In this case, Logic Apps captures custom logs posted from APIM to Event Hubs, and finally inserts them to Cosmos DB (of course, it is okay to use other options such as Functions and Stream Analytics, and so on). AOAI should be used for a backend service, but I simply set up a mock service made with Logic Apps, which returns a 9,000 bytes long string, in order to confirm there is no 8,192 bytes long constraint in this test.
The Logic App is quite simple. When messages are found in the Event Hubs, this app is triggered and inserts messages to Cosmos DB.

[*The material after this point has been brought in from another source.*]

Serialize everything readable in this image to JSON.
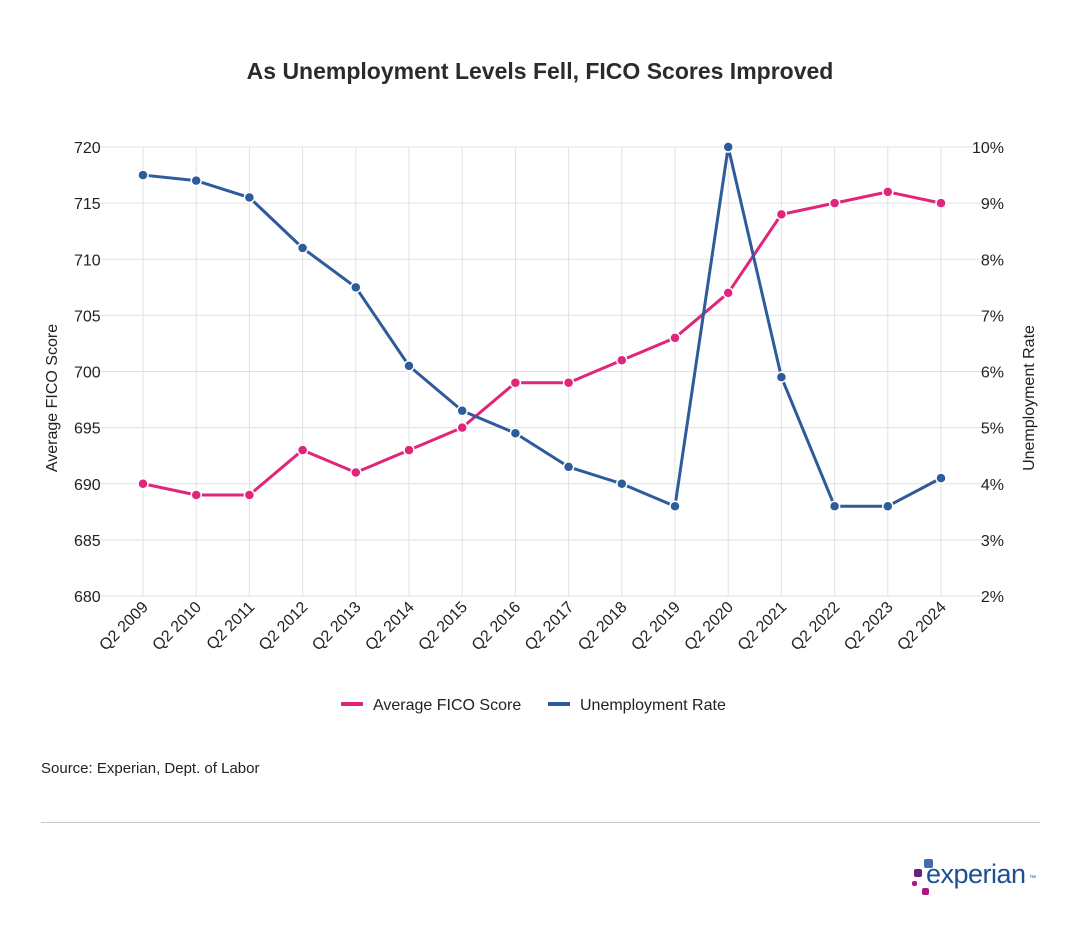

To simulate calling AOAI APIs, I called the API hosted by APIM with the following request message.
{
"prompt": "Generate a summary of the below conversation in the following format:\nCustomer problem:\nOutcome of the conversation:\nAction items for follow-up:\nCustomer budget:\nDeparture city:\nDestination city:\n\nConversation:\nUser: Hi there, I’m off between August 25 and September 11. I saved up 4000 for a nice trip. If I flew out from San Francisco, what are your suggestions for where I can go?\nAgent: For that budget you could travel to cities in the US, Mexico, Brazil, Italy or Japan. Any preferences?\nUser: Excellent, I’ve always wanted to see Japan. What kind of hotel can I expect?\nAgent: Great, let me check what I have. First, can I just confirm with you that this is a trip for one adult?\nUser: Yes it is\nAgent: Great, thank you, In that case I can offer you 15 days at HOTEL Sugoi, a 3 star hotel close to a Palace. You would be staying there between August 25th and September 7th. They offer free wifi and have an excellent guest rating of 8.49/10. The entire package costs 2024.25USD. Should I book this for you?\nUser: That sounds really good actually. Please book me at Sugoi.\nAgent: I can do that for you! Can I help you with anything else today?\nUser: No, thanks! Please just send me the itinerary to my email soon.\n\nSummary:",
"temperature": 0.0,
"top_p": 1,
"frequency_penalty": 0,
"presence_penalty": 0,
"max_tokens": 350,
"stop": null
}
When I checked data inserted to the Cosmos DB container through Cosmos DB Explorer, I could confirm the expected data was stored in the container.
We can setup this configuration in any scope. So, we don’t have to set up the configuration in each operation scope.